Higher values generally indicate better-defined clustering because the clusters are more distinct from each other.
\[ CH = \frac{\text{Tr}(B_k) \cdot (N - k)}{\text{Tr}(W_k) \cdot (k - 1)} \]
Where:
- \(Tr(B_k\)) is the trace of the between-cluster dispersion matrix,
- \(Tr(W_k)\) is the trace of the within-cluster dispersion matrix,
- \(N\) is the total number of points,
- \(k\) is the number of clusters.
5.5.4 Dunn Index
Finally. the Dunn Index is another measure used to validate the quality of cluster configurations.
It evaluates clustering by identifying compact and well-separated clusters.
The Dunn Index is defined as the ratio of the smallest distance between observations in different clusters to the largest intra-cluster distance.
The goal is to maximise the Dunn Index, where higher values indicate better clustering with greater separation between clusters and compactness within clusters.

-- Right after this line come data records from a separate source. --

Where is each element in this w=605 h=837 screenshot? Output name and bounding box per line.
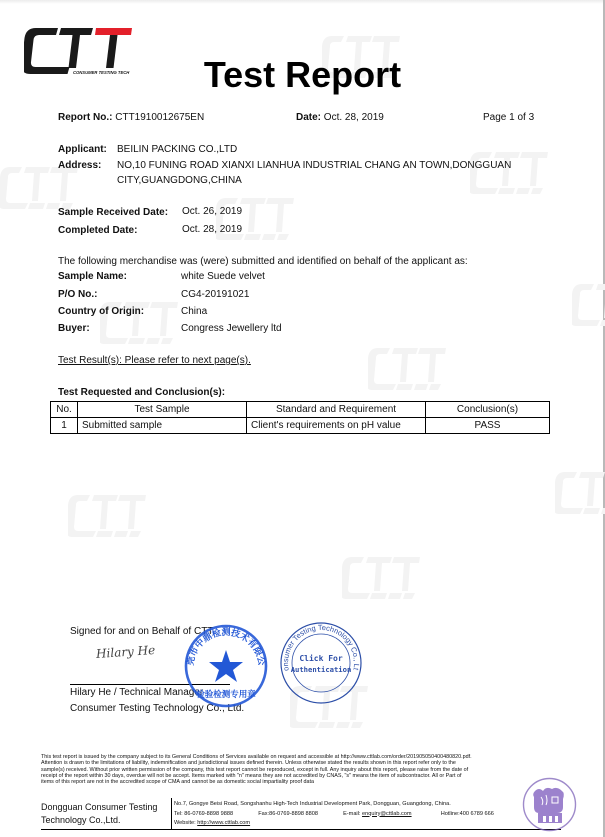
table-cell: PASS [426, 418, 550, 434]
origin-value: China [181, 306, 207, 317]
address-label: Address: [58, 160, 101, 171]
table-row: 1 Submitted sample Client's requirements… [51, 418, 550, 434]
footer-email-link[interactable]: enquiry@cttlab.com [362, 811, 412, 817]
company-seal-stamp: 东莞市中鼎检测技术有限公司 检验检测专用章 [183, 620, 269, 712]
page-title: Test Report [0, 54, 605, 96]
page-top-shade [0, 0, 603, 4]
completed-date-value: Oct. 28, 2019 [182, 224, 242, 235]
address-line2: CITY,GUANGDONG,CHINA [117, 175, 242, 186]
address-line1: NO,10 FUNING ROAD XIANXI LIANHUA INDUSTR… [117, 160, 511, 171]
svg-text:Click For: Click For [299, 653, 343, 663]
conclusion-table: No. Test Sample Standard and Requirement… [50, 401, 550, 434]
footer-divider [171, 798, 172, 829]
test-result-note: Test Result(s): Please refer to next pag… [58, 355, 251, 366]
ctt-watermark-icon [470, 150, 548, 196]
applicant-value: BEILIN PACKING CO.,LTD [117, 144, 237, 155]
purple-seal-icon [522, 777, 577, 832]
column-header: No. [51, 402, 78, 418]
po-label: P/O No.: [58, 289, 97, 300]
column-header: Conclusion(s) [426, 402, 550, 418]
page-indicator: Page 1 of 3 [483, 112, 534, 123]
column-header: Test Sample [78, 402, 247, 418]
column-header: Standard and Requirement [247, 402, 426, 418]
footer-rule [41, 829, 561, 830]
report-date: Date: Oct. 28, 2019 [296, 112, 384, 123]
buyer-value: Congress Jewellery ltd [181, 323, 282, 334]
po-value: CG4-20191021 [181, 289, 249, 300]
received-date-value: Oct. 26, 2019 [182, 206, 242, 217]
conclusion-heading: Test Requested and Conclusion(s): [58, 387, 225, 398]
ctt-watermark-icon [216, 196, 294, 242]
ctt-watermark-icon [555, 470, 605, 516]
svg-text:Authentication: Authentication [291, 665, 352, 674]
footer-contact: No.7, Gongye Beisi Road, Songshanhu High… [174, 800, 494, 829]
table-cell: Submitted sample [78, 418, 247, 434]
received-date-label: Sample Received Date: [58, 207, 168, 218]
footer-hotline: Hotline:400 6789 666 [441, 811, 494, 817]
table-cell: 1 [51, 418, 78, 434]
sample-name-value: white Suede velvet [181, 271, 265, 282]
completed-date-label: Completed Date: [58, 225, 137, 236]
footer-fax: Fax:86-0769-8898 8808 [258, 811, 318, 817]
report-number: Report No.: CTT1910012675EN [58, 112, 204, 123]
footer-tel: Tel: 86-0769-8898 9888 [174, 811, 233, 817]
ctt-watermark-icon [368, 346, 446, 392]
applicant-label: Applicant: [58, 144, 107, 155]
legal-disclaimer: This test report is issued by the compan… [41, 754, 561, 785]
buyer-label: Buyer: [58, 323, 90, 334]
origin-label: Country of Origin: [58, 306, 144, 317]
ctt-watermark-icon [572, 282, 605, 328]
sample-name-label: Sample Name: [58, 271, 127, 282]
table-cell: Client's requirements on pH value [247, 418, 426, 434]
ctt-watermark-icon [0, 165, 78, 211]
merchandise-intro: The following merchandise was (were) sub… [58, 256, 468, 267]
ctt-watermark-icon [68, 493, 146, 539]
footer-website-link[interactable]: http://www.cttlab.com [197, 820, 250, 826]
table-header-row: No. Test Sample Standard and Requirement… [51, 402, 550, 418]
footer-company-name: Dongguan Consumer Testing Technology Co.… [41, 801, 157, 827]
authentication-stamp-button[interactable]: Consumer Testing Technology Co., Ltd. Cl… [279, 621, 363, 705]
svg-text:检验检测专用章: 检验检测专用章 [196, 689, 256, 700]
ctt-watermark-icon [342, 555, 420, 601]
footer-address: No.7, Gongye Beisi Road, Songshanhu High… [174, 800, 494, 810]
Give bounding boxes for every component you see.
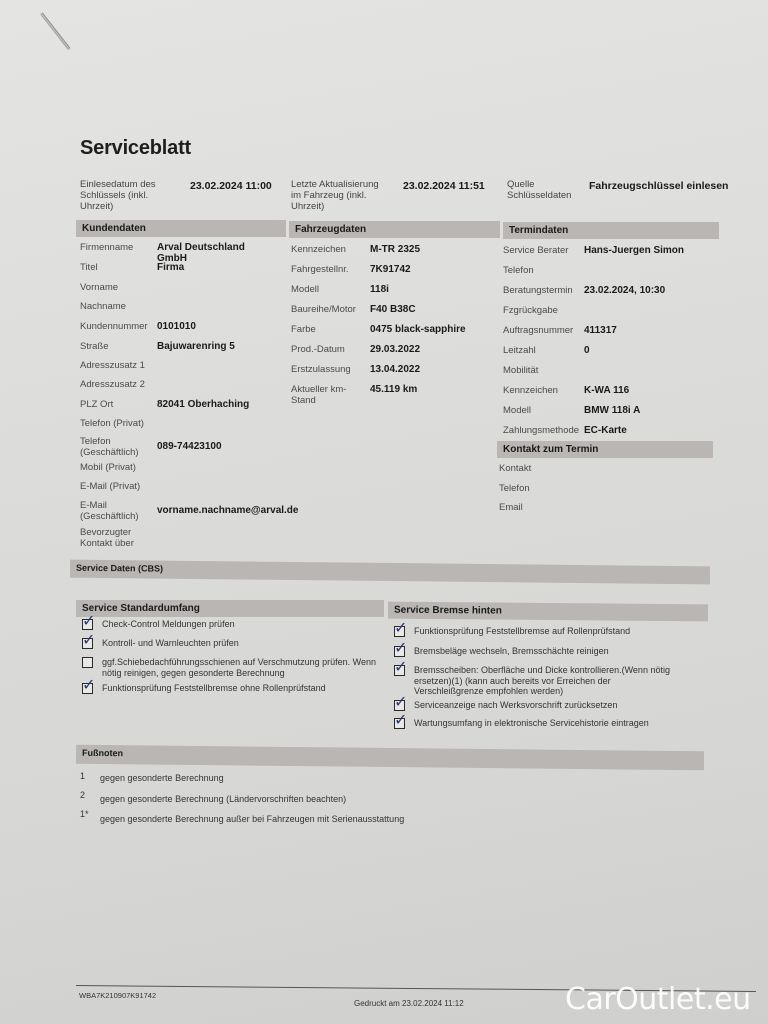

\[ DI = \min_{1 \leq i \leq k} \left( \min_{1 \leq j \leq k, i \neq j} \left( \frac{\delta(i, j)}{\max_{1 \leq l \leq k} \Delta(l)} \right) \right) \]
Where:
- \(δ(i, j)\) (‘delta i j’) is the distance between clusters \(i\) and \(j\), typically measured as the distance between the nearest members of the clusters.
- \(Δ(l)\) is the maximum intra-cluster distance in cluster \(l\).